The book starts with a panel discussion setting the scene for the subsequent text and emphasising the challenges for the future.
The first five sections cover advances in basic research on HIV including molecular and cellular biology, immunology, vaccines, the blood brain barrier, and animal models and mechanisms of neurotoxicity including host factors and cellular factors. Parallels are drawn with other neurodegenerative diseases. Section 6 is a poignant collection of patients’ accounts of living with neurological complications of AIDS. The next section deals comprehensively with the clinical aspects including dementia, more subtle cognitive disorders seen since the introduction of HAART, spinal cord disease, peripheral neuropathy, myopathy, neoplasms, opportunistic infection, and psychiatric disorders.

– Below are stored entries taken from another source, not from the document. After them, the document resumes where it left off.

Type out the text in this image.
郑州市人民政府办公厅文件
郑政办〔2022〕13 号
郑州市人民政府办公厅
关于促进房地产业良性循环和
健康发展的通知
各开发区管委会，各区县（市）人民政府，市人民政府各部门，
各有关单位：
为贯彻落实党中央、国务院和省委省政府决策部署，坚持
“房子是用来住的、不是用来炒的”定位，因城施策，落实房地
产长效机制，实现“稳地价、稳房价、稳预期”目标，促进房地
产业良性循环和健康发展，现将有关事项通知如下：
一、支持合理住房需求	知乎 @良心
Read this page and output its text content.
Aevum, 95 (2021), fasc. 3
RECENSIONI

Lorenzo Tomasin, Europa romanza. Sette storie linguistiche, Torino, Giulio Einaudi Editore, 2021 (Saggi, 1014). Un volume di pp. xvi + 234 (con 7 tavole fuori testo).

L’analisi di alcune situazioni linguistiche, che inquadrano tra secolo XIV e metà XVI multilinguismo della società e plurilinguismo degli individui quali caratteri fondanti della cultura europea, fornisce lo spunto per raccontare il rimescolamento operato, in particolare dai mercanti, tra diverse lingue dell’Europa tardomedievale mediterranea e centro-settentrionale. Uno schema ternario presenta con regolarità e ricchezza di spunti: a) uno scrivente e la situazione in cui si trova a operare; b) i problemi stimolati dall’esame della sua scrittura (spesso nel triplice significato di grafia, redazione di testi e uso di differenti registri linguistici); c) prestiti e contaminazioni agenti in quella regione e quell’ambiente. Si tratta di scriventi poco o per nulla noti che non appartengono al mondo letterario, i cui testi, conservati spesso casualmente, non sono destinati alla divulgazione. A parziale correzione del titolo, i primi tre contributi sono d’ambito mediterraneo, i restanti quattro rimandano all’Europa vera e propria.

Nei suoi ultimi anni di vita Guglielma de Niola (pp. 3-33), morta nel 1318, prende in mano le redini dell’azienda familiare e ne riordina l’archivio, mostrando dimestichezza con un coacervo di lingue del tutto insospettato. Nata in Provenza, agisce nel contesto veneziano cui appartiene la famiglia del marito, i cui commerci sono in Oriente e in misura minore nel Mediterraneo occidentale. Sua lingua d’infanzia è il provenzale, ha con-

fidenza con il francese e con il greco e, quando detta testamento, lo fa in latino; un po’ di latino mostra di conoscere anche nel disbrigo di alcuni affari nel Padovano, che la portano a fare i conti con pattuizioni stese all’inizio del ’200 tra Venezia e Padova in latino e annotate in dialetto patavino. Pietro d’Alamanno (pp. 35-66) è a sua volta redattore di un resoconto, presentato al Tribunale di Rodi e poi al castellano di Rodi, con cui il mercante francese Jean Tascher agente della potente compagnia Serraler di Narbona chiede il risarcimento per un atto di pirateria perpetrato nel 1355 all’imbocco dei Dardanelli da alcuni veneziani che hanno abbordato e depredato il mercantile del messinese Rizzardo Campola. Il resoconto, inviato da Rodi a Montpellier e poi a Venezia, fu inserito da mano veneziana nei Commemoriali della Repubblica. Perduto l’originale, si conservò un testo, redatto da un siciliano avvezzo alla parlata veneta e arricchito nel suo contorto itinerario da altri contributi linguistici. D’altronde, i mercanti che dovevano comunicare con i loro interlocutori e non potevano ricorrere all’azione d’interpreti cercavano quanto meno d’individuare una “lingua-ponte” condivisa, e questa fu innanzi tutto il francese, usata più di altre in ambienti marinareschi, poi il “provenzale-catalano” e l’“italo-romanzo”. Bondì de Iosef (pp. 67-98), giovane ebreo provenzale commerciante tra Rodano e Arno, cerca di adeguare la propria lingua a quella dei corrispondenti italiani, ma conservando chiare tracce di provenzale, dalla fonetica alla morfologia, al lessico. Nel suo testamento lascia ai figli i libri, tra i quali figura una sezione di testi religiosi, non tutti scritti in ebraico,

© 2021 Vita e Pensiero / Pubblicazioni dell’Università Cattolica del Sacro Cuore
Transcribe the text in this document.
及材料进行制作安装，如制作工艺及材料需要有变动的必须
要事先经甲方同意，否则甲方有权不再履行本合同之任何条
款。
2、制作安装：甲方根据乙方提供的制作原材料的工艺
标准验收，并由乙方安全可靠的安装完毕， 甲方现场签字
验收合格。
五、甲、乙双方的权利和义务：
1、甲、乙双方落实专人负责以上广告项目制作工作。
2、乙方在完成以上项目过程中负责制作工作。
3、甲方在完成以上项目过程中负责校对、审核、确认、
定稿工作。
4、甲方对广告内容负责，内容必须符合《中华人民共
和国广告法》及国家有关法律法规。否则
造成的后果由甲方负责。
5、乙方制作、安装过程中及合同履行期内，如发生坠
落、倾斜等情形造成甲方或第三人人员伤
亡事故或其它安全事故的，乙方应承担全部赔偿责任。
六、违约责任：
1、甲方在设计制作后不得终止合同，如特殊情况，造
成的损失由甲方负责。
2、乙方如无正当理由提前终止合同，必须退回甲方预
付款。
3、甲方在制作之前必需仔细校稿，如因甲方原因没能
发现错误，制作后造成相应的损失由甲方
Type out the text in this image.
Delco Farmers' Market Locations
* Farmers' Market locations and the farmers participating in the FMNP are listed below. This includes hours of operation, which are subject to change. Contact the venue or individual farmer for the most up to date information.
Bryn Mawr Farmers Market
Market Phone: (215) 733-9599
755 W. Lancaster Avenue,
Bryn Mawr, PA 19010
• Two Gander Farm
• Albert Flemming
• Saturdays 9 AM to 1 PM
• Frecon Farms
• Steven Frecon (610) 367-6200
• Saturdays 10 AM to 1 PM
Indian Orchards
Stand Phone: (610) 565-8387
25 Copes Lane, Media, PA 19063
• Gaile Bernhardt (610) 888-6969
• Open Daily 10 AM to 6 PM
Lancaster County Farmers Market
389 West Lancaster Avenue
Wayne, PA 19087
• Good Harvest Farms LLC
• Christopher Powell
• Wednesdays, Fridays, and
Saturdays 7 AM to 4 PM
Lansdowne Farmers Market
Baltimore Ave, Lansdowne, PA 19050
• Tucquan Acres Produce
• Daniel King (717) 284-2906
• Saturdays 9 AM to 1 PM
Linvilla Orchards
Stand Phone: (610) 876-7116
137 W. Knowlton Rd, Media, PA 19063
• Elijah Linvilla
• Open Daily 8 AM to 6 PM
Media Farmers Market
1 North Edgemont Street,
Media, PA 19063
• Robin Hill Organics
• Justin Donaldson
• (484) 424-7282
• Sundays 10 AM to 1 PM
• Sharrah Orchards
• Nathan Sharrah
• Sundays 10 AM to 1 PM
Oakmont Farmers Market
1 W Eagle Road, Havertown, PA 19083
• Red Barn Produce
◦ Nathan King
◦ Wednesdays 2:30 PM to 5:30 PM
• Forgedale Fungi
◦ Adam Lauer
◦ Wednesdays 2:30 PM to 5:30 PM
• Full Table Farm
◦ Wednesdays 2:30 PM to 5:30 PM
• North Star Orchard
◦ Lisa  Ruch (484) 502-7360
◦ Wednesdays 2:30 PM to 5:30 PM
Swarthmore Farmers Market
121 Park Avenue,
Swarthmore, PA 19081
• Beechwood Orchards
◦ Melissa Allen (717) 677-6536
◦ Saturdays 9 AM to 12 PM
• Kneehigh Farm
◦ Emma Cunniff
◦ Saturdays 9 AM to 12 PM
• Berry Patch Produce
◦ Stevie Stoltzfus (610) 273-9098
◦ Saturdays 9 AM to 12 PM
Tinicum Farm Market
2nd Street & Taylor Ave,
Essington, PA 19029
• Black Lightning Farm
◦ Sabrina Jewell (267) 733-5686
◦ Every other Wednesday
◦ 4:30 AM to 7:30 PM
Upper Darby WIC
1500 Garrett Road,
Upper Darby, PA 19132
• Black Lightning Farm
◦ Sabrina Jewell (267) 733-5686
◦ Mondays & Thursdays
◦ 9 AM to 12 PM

A section on diagnostics follows including imaging and CSF markers. There is then an expanded paediatric section followed by discussion of antiretroviral and adjunctive drug treatment. The last section reviews the social and behavioural consequences of HIV infection including legal and ethical issues.
The book is very well illustrated throughout.
This outstanding book therefore provides an up to date comprehensive review of the basic science and the clinical aspects of the neurology of AIDS whilst emphasising future likely developments.
It is highly recommended for clinicians, research scientists, students, and other professionals involved in the care of these patients.